A new report has found that many British businesses are actively looking to hire more workers but are struggling to find the right staff.
The report, carried out by the British Chambers of Commerce (BCC) in partnership with Totaljobs, reveals that Brexit is largely responsible for making it harder for British businesses in all sectors to find suitably skilled staff.
Over half (53 per cent) of the British businesses surveyed said they had actively attempted to hire people in the first quarter of the year. However, of these businesses 73 per cent have struggled to find the right staff.
According to the findings, firms in the Midlands and the North of England are more likely to have attempted to recruit and expect their workforce to expand than firms in the South of England.

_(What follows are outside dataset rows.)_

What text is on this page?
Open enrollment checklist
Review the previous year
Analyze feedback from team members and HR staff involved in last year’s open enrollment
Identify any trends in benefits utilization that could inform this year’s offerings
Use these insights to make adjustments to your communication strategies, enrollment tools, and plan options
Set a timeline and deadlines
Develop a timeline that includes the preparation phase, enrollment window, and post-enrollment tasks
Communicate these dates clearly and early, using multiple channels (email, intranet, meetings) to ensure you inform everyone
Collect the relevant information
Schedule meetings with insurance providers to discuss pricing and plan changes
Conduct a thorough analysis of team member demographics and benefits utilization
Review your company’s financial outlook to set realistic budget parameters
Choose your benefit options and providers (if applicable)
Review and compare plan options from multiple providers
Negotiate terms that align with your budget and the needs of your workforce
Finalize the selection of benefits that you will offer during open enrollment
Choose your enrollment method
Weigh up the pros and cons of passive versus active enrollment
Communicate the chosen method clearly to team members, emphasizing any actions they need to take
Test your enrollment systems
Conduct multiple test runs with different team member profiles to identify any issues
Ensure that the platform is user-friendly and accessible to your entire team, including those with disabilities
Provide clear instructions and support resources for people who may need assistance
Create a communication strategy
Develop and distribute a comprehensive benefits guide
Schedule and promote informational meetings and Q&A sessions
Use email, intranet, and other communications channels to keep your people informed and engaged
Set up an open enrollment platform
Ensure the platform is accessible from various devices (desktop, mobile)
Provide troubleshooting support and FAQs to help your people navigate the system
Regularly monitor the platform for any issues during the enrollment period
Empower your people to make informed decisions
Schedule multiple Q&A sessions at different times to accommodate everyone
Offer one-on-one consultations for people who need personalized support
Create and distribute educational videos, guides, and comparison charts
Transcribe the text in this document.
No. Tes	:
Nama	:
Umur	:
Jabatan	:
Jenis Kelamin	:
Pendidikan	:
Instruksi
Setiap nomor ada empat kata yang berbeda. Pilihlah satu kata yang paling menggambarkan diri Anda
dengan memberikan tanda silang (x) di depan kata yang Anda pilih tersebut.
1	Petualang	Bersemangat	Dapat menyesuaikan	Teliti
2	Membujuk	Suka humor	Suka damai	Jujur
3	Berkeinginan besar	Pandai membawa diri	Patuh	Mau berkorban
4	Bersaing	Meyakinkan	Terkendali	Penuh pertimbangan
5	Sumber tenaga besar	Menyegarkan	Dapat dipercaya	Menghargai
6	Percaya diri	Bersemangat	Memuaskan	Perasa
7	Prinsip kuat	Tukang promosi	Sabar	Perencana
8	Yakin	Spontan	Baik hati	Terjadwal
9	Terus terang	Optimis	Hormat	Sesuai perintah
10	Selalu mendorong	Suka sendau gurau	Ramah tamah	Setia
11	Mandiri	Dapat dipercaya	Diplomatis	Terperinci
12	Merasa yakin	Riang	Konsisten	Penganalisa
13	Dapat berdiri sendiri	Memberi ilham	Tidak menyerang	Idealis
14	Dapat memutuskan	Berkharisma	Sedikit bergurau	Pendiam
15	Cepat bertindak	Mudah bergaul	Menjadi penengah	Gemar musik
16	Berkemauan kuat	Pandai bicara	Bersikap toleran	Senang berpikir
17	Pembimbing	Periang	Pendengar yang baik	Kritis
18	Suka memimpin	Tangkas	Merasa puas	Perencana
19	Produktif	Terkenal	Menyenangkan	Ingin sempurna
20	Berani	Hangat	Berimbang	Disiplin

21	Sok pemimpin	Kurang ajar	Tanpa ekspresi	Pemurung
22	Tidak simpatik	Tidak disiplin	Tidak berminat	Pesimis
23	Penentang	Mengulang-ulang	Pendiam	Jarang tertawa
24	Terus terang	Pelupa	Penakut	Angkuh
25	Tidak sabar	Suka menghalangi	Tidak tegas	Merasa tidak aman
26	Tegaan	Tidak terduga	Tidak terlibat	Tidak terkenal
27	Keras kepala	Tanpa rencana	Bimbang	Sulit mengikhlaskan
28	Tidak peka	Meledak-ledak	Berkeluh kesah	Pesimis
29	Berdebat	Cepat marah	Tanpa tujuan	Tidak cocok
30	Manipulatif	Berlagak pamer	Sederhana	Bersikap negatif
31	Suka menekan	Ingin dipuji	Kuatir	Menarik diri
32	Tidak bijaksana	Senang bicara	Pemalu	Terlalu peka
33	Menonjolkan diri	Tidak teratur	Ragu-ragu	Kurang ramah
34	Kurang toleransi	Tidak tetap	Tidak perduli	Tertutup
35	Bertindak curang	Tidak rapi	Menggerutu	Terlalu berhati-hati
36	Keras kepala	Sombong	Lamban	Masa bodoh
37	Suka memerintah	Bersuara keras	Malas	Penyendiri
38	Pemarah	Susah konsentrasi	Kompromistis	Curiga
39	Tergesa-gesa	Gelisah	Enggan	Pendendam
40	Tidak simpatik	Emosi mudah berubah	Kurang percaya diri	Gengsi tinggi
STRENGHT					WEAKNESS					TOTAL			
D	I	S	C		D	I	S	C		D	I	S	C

The South also had the highest proportion of British businesses reporting recruitment difficulties (81 per cent), particularly at the professional/managerial level.
Over 900,000 jobs have been advertised on Totaljobs in the first three months of 2019, signalling confidence among employers across the UK. However, skills shortages are acting as a drag on business growth and potential. As the report highlights, labour shortages are affecting firms of all industries and locations across the UK.
Both BCC and Totaljobs believe that Brexit has been a distraction for both government and business for too long, and now is the time for a renewed focus on improving the UK’s training system as well as supporting firms to invest in people and training. In addition, the leading business group is also calling for the government to ensure its future migration system allows for access to people at all skills levels without heavy costs or bureaucracy.
“For too long, Brexit has been sucking all the oxygen out of the UK’s domestic agenda, with Westminster, Whitehall and business communities all focused on planning and preparing for different scenarios,” explained Claire Walker, Co-Executive director at the British Chambers of Commerce. “The necessary attention to skills and training just hasn’t been there. Now is the time to correct that.
“Getting the UK’s skills system fit for purpose, reforming the apprenticeship levy, and unlocking untapped segments of the labour market will help deliver a pipeline of talent that companies are so hungry for. The government must also ensure a low cost, efficient and flexible immigration system that allows firms access to people of all skill levels when they are unable to recruit from local labour markets,” Walker added.